Dr. Clive Roffey
The sell off in the South African gold market in the latter part of last week was to a large degree prompted by local analysts forecasting that the gold index still has a further downside leg to come. A fall to a target level of 1100 of the JSE Gold index from the current 1700 level was being widely promoted. There was a huge degree of negativity in the gold sector on Thursday and Friday. This analysis indicates that the bear market in gold shares is still intact and ready for a major sell off phase.
My analysis dictates that I must disagree totally with the concept of 1100 as the JSE Gold index target as well as going completely against the idea that the gold market still has a major down leg to come.
All my data points to the panic selling last week as the final fifth leg down in a broadening pattern that has been brewing for the past two months. My analysis is that we are in the FINAL stage of a base pattern NOT into a new bear trend. There are severe buy divergences on the oscillators and on some relative strength data. I rate this level in the gold shares as a once in a lifetime buying opportunity, certainly not a panic selling region.
I again refer to the long term chart of DROOY as being the key to this market and to retaining some element of sanity. The data on DROOY is extremely bullish in the long term. It has merely reacted back to test the long term support level and I am happy to hold DROOY and to buy more at the $2.50 level as my upside target is $10. I have similar analyses for all the South African gold stocks. Many of the North American golds are also exhibiting this same data.
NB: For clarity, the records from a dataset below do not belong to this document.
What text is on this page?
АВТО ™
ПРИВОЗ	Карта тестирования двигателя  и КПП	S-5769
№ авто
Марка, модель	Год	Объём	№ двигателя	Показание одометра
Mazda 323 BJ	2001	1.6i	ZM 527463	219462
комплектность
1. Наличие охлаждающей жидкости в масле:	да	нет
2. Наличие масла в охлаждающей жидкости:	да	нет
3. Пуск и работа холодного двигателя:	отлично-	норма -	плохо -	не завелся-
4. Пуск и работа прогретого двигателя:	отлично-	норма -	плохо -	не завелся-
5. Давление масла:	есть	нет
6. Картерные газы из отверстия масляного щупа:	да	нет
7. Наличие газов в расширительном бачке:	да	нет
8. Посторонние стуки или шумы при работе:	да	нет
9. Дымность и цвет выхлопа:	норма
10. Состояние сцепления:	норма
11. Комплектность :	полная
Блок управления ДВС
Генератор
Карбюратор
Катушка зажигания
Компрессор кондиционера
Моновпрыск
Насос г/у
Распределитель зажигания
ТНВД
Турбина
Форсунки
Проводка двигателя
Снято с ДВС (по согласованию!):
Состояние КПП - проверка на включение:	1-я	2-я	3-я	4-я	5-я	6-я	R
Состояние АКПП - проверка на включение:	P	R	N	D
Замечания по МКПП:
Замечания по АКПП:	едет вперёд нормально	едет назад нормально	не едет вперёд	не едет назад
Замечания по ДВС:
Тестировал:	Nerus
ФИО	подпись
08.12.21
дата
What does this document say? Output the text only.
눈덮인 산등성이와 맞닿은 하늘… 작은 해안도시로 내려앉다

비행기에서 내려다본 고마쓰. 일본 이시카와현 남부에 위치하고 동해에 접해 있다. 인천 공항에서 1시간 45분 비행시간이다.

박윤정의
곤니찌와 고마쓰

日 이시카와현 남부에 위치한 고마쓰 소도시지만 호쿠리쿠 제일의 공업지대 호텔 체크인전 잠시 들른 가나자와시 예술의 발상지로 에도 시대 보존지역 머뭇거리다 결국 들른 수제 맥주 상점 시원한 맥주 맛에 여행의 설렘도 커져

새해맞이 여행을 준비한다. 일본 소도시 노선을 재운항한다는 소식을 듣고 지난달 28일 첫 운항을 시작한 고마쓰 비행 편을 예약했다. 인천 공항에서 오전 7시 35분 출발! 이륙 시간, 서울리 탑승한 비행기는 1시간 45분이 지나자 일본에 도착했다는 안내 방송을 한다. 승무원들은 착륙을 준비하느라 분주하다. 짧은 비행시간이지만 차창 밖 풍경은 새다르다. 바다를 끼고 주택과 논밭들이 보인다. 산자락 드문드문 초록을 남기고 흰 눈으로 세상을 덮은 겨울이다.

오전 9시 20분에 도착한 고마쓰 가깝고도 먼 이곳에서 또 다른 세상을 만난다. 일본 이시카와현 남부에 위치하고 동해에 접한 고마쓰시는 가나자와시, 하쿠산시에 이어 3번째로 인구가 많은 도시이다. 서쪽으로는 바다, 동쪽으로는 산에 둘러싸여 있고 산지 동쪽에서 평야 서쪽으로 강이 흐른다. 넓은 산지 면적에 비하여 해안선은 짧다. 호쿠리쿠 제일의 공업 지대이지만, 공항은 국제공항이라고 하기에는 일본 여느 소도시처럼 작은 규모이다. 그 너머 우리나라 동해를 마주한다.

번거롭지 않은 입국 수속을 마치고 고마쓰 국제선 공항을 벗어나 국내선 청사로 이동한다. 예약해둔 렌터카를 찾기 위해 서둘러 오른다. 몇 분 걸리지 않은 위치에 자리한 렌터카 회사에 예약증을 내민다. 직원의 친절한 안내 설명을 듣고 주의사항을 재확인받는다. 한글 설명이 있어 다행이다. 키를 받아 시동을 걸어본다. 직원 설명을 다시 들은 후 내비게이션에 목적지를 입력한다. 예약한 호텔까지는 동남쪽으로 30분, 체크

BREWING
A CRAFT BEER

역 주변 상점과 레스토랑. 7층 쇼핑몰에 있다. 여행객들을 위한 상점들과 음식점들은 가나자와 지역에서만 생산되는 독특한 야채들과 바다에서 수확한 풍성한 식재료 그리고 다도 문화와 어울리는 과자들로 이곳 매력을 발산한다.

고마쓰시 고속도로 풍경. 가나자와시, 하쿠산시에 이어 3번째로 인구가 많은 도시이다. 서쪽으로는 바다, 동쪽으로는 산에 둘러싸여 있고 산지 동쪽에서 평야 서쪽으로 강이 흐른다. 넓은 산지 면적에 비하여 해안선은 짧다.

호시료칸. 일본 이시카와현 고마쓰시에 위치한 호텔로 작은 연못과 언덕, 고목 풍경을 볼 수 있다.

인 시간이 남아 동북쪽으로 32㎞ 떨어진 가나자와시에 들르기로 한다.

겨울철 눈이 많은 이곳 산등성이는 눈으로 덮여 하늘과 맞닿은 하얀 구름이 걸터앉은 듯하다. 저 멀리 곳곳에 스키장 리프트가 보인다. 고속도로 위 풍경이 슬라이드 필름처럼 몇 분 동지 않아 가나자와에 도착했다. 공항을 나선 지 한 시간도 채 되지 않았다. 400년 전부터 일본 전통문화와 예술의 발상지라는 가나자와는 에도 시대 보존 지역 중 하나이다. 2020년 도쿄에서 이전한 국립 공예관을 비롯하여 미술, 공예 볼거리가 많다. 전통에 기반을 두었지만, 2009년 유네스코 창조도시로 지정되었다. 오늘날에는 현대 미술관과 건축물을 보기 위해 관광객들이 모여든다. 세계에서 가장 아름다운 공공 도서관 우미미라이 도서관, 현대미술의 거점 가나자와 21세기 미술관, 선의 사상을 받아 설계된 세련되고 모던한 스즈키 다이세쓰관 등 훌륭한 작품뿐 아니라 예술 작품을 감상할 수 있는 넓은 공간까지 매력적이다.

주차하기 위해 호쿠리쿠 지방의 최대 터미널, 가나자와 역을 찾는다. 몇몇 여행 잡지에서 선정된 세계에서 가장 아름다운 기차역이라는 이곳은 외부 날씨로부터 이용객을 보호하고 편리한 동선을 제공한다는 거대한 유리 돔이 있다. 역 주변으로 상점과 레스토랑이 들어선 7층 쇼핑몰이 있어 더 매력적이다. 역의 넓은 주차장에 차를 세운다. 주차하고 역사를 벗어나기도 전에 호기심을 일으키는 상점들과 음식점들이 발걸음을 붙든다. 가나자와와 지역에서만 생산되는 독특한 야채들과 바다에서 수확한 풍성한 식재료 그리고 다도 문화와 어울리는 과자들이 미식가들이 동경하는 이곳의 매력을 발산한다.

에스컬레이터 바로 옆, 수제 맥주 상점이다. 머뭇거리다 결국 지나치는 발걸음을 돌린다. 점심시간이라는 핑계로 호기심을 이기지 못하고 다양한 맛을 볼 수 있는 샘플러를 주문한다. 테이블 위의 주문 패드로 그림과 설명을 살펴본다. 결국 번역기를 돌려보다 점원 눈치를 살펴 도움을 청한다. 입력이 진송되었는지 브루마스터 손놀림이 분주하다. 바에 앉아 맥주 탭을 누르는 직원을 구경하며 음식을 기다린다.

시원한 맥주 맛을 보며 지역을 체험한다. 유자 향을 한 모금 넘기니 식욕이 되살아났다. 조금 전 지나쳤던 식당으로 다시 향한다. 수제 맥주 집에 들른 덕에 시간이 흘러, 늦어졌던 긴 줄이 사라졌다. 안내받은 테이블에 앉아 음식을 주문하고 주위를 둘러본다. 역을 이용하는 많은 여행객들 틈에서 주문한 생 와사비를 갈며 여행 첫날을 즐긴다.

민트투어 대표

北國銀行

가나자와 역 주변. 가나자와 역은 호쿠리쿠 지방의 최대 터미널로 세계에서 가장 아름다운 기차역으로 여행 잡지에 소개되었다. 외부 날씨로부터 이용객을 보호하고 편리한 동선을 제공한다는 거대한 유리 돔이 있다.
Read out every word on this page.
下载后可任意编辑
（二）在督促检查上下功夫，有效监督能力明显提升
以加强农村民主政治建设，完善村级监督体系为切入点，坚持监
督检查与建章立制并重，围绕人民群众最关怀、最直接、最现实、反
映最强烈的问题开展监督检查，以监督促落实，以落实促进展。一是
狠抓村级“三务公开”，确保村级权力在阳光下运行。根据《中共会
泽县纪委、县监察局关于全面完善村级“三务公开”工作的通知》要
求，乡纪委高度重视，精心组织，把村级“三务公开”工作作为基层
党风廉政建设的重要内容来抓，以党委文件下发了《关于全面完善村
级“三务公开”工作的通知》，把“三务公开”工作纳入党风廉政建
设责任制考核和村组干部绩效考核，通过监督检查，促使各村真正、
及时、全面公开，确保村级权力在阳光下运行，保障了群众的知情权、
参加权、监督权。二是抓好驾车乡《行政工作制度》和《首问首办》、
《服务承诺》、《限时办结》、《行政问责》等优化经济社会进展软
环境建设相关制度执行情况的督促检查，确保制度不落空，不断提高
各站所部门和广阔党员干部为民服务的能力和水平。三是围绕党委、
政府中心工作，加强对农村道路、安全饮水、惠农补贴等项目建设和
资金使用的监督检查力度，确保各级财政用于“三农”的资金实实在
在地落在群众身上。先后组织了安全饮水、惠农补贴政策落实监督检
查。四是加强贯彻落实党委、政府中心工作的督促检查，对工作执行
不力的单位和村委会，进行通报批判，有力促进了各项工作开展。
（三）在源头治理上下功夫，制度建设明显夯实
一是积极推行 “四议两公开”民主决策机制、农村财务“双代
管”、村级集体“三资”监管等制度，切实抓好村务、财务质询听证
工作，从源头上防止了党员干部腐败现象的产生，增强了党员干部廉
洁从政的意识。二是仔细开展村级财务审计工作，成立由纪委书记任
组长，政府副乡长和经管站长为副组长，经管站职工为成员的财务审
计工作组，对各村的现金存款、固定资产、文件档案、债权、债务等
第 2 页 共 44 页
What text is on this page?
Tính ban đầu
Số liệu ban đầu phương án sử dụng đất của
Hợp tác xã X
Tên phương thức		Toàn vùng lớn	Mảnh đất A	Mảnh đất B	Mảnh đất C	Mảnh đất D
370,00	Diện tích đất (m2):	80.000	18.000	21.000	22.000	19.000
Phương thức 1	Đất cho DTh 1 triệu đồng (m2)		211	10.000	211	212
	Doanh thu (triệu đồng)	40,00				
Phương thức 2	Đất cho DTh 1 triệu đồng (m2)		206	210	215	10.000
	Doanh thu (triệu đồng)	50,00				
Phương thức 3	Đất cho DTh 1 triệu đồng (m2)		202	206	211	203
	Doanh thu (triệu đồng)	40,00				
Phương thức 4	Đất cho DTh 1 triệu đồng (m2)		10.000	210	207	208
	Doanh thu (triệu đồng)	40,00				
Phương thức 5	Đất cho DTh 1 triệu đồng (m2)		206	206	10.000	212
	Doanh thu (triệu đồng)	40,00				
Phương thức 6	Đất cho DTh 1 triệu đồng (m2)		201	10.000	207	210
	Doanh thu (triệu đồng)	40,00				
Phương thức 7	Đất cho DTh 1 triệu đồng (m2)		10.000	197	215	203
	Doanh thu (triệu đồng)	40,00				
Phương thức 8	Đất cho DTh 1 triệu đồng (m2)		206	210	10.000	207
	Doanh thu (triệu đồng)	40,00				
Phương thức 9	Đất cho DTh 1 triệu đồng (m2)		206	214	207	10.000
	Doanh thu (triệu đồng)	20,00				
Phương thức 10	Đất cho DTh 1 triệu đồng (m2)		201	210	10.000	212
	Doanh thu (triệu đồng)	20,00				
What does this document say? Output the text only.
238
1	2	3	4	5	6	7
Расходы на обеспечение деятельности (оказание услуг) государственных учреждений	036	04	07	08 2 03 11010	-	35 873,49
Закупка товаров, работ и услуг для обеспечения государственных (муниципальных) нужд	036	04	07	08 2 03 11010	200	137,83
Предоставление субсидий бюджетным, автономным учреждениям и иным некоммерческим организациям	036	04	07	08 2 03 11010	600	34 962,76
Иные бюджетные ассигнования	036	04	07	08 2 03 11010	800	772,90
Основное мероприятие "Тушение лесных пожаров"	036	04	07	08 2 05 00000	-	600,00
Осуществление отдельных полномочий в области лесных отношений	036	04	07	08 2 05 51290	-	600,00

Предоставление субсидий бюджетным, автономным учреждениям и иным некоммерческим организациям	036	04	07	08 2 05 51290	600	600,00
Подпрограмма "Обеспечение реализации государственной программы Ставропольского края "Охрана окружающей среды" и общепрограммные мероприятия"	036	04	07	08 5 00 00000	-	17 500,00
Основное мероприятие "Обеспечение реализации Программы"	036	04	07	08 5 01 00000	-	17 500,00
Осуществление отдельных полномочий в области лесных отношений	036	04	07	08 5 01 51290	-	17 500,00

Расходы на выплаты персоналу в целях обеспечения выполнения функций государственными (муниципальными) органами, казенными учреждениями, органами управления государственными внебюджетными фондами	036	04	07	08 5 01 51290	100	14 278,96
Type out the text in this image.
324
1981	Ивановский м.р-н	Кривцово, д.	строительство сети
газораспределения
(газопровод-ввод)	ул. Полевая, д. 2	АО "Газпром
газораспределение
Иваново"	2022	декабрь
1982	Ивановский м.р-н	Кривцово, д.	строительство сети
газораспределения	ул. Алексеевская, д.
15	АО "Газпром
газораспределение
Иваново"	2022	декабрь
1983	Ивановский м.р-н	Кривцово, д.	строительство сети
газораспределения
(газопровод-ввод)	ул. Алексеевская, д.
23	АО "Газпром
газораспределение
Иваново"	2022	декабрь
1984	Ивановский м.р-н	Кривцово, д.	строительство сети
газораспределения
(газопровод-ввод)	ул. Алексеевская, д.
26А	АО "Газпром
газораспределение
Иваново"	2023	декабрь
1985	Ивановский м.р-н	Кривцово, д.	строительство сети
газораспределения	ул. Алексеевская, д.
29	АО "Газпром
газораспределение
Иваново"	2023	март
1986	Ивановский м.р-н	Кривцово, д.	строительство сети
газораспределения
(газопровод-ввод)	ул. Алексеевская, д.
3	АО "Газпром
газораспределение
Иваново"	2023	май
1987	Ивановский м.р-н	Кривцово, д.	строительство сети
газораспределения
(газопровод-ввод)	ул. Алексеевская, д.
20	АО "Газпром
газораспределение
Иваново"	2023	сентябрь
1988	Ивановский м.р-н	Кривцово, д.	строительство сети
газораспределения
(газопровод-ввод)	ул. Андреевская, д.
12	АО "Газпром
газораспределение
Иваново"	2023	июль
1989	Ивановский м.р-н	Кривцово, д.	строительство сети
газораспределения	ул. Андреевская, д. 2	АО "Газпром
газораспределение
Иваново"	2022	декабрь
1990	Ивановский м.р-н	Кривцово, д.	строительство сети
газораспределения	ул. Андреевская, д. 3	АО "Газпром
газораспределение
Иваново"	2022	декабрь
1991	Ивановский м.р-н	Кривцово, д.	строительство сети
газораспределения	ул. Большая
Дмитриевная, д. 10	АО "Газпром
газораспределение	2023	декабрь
Far from being bearish on this market at this juncture I rate the gold and silver stock levels as once in a lifetime buying opportunities.
Although the Dow has bounced it does not look particularly convincing. Despite all the hype about bull markets in Presidential election years I am not convinced of the ability of the Dow to remain at current levels for the rest of the year.
The Rand price of gold that is the key to the earnings of the South African gold mines remains locked in a narrow trading range. Despite all the negativity in the gold stocks the actual Rand price of gold has remained relatively stable. It has certainly not fallen to the same degree as the gold stocks.
Especially in the precious metal stocks there is always a sudden panic in the last phase of the downside legs. Last week was a typical example of bottom panic selling.
"Gold Action" is a fortnightly commentary on global gold and precious metal markets produced by Dr. Clive Roffey, Johannesburg, South Africa, a leading professional independent commentator on gold markets since 1969.
It is essential to take a good look at the long term chart of DROOY that I regard as the key to the precious metal markets.
The first aspect of this chart is the long term support at the $5 level that provided a floor for the DROOY share price from 1988 to 1996. At that point the price broke this support level and turned it into a major overhead selling resistance level.
The $5 resistance level has since impeded the progress of the price of DROOY for the past 7 years. During the past two years the share price has made four separate attempts to penetrate above this resistance but failed.
For the past two years the price has gyrated between the overhead resistance at $5 and the major support level at $2.40.
But the key to this chart is the way in which the trading of the past two years has formed what looks to be the right shoulder of a six year reverse head and shoulders base pattern. This is a major reversal formation. It implies that in the long term investment scenario the actual bull market has hardly started.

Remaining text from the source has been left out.